I started with vanilla Emacs a couple of years ago, ran C-h t, did that for an hour or two, and began editing joyfully and it hasn't stopped. Picked up new stuff when the need arose.
However, if you want everything looking sexy and modern from the start and you're a cool kid, give this 30 minutes and see what you think:
Now my recommendation is: VSCodium, the telemetry-free (and apparently ad-free) version of VSCode. I’ve used this for two years, downloading extensions from Open-VSX.
I switched from Vim to Emacs in 2012 because Emacs had superior language support for Erlang and Haskell. The LSP support in VSCode challenged that.
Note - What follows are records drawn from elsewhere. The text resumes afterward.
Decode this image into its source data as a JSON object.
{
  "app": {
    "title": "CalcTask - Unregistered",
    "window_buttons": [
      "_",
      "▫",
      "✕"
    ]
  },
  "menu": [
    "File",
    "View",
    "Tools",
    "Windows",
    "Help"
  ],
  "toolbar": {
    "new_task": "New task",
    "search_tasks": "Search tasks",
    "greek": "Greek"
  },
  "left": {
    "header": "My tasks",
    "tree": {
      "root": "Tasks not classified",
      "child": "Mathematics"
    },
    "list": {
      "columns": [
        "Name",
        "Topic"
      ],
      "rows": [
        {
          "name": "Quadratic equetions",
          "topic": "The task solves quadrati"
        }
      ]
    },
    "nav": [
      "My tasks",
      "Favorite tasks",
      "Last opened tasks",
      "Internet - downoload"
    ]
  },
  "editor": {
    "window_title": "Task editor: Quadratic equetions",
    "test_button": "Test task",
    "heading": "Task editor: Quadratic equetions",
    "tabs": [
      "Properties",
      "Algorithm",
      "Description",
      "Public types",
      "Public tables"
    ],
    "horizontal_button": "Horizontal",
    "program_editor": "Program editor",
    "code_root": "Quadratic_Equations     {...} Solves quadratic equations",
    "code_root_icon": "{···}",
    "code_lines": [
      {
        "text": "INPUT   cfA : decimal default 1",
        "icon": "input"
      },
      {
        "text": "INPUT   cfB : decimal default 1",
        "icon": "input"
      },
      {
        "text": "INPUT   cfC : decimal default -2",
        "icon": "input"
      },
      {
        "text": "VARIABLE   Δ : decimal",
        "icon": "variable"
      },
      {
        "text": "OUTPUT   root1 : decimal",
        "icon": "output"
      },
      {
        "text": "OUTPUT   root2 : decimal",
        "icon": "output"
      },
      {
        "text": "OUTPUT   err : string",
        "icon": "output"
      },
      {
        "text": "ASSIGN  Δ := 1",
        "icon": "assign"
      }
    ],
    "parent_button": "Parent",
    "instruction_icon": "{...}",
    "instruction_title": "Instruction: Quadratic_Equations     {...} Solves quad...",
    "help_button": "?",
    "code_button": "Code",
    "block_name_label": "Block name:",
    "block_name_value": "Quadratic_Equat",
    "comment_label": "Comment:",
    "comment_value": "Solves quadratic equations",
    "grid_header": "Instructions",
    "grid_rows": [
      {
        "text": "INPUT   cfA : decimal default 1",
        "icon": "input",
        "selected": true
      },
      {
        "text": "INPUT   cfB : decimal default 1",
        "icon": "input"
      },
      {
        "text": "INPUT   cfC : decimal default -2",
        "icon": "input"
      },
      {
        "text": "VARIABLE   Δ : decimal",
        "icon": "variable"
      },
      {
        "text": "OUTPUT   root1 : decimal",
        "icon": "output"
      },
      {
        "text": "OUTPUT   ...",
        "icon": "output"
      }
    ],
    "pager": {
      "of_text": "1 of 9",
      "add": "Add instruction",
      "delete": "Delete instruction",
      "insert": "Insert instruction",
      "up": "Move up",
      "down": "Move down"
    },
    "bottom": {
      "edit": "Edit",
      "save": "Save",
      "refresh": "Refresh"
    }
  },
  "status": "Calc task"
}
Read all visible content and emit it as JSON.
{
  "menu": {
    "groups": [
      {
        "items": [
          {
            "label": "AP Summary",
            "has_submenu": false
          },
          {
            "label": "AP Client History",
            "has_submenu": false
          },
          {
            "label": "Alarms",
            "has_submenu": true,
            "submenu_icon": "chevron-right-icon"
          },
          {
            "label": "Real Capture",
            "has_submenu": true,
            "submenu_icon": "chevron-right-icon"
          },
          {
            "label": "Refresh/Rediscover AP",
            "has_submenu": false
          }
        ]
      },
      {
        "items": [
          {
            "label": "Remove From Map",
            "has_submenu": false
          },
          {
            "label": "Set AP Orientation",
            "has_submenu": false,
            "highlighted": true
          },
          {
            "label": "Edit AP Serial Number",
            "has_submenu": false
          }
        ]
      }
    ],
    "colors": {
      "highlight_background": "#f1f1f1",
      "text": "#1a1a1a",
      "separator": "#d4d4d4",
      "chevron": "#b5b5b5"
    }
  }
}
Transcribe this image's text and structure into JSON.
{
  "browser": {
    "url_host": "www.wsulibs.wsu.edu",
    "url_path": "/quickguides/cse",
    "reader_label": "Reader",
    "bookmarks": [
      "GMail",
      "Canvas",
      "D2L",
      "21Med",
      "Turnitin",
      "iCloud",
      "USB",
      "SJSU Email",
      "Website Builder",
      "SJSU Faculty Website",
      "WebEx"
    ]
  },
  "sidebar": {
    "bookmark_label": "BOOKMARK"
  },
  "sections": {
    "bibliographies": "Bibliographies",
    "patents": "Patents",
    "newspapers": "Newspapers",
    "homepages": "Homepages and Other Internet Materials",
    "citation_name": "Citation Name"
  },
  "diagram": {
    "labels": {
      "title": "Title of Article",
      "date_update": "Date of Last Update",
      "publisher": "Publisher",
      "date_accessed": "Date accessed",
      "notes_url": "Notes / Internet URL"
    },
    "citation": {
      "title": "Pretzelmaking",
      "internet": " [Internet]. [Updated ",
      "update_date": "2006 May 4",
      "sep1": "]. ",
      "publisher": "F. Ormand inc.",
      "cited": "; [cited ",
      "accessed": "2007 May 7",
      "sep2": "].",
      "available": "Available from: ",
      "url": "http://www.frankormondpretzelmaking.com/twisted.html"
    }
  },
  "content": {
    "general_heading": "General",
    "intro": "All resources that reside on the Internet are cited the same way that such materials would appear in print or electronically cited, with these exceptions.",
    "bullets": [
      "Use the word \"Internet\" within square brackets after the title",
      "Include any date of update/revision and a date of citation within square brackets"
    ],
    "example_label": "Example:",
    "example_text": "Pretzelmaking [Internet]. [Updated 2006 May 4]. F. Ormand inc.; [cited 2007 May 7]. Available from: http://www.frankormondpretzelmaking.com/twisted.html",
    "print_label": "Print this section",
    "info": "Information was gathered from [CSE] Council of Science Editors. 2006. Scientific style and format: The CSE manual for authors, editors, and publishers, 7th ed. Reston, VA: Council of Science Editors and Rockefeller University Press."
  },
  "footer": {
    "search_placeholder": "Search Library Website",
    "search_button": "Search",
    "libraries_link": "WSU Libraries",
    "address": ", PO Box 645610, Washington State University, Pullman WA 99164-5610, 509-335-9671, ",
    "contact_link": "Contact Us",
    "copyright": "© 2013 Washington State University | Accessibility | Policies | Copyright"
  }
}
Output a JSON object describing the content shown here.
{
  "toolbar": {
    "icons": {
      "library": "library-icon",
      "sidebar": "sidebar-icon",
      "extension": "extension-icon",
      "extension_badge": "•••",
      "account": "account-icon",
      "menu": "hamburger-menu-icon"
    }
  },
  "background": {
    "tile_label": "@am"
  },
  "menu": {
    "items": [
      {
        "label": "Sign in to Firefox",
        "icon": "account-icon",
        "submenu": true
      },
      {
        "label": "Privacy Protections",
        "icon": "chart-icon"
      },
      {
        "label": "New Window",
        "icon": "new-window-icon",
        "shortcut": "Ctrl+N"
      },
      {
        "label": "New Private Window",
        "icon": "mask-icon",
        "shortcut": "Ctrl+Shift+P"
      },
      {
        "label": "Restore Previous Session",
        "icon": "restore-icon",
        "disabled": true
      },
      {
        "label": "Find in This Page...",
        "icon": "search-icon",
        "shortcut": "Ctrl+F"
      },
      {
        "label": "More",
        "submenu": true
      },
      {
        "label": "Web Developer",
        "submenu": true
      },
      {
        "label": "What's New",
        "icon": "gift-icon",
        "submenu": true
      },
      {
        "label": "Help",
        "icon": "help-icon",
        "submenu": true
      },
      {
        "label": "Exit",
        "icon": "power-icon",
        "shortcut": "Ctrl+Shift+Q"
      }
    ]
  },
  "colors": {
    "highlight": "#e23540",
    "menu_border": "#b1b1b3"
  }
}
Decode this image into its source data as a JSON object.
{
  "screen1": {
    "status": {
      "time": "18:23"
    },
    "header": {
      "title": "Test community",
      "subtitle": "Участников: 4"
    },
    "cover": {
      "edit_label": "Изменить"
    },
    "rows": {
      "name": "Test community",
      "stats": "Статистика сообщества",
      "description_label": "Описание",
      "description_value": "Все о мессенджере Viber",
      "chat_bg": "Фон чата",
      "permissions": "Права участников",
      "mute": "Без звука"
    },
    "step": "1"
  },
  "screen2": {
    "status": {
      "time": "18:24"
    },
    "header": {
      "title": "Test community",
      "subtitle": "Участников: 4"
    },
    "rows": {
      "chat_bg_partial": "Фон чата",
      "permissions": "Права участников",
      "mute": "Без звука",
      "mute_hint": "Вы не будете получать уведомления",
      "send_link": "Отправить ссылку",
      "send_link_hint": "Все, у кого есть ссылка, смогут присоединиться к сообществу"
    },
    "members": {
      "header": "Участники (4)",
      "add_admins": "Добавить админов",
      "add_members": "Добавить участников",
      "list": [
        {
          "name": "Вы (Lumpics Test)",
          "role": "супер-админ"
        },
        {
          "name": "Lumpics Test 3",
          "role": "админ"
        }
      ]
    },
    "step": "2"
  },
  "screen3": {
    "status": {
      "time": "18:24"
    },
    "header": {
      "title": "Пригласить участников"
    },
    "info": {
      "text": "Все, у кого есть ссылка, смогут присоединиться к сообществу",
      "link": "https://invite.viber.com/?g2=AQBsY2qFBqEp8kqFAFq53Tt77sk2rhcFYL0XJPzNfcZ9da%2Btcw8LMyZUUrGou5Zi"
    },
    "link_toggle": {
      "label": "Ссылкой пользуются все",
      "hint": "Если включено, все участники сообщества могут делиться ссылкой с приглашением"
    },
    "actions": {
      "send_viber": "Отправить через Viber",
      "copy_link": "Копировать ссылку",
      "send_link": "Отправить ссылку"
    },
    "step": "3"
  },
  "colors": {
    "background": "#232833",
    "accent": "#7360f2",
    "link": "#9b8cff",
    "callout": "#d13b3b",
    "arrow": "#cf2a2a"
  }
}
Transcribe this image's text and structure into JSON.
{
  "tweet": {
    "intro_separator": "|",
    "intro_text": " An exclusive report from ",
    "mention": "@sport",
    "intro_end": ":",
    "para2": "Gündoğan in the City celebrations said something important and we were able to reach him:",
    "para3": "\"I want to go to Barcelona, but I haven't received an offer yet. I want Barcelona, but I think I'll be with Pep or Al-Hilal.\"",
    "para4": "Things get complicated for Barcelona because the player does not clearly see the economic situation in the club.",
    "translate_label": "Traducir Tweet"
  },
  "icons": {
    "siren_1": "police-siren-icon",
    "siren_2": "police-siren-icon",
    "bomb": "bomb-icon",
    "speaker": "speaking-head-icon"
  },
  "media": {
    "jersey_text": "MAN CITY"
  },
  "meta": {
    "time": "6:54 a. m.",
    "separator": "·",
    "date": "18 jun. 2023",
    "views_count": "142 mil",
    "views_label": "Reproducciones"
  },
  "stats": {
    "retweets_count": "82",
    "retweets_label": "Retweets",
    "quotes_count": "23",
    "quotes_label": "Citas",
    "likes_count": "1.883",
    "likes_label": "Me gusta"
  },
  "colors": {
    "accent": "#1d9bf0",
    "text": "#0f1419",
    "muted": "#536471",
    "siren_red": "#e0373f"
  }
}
To this day, Emacs LSP isn’t great, and it does matter to me.
I tried setting up Doom Emacs last year, and after 4 hours of configuring, I have to admit it’s still a big investment of one’s time, hardly plug and play beyond the basics.
Since I still use Vim daily for small edits, I’ve decided to try and set up Neovim as an LSP-powered IDE using the nix-community/nixvim flake, which makes plugins easy once you’re deeply invested in Nix.
For people working web dev over multiple stacks and tech, emacs cannot compete with vscode, full stop. People don't use vscode because it's snappy or hip or cool or the best or whatever (because it's not), they do it because you can quickly and painlessly set things up with it's gigantic ecosystem of plugin and libraries. You could give me a new machine and I would have it up and running for a modern stack (django, nuxt, vue, python, Typescript, postgres, AWS, git) in less than a day a way that emacs could not. Emacs has strengths and uses, but a vscode replacement it is not
How about zed?
Zed is snappy, but it also doesn’t have a rich plugin ecosystem yet.
In that way it’s much like Vim, Emacs, Helix: powertools that need a lot of configuring.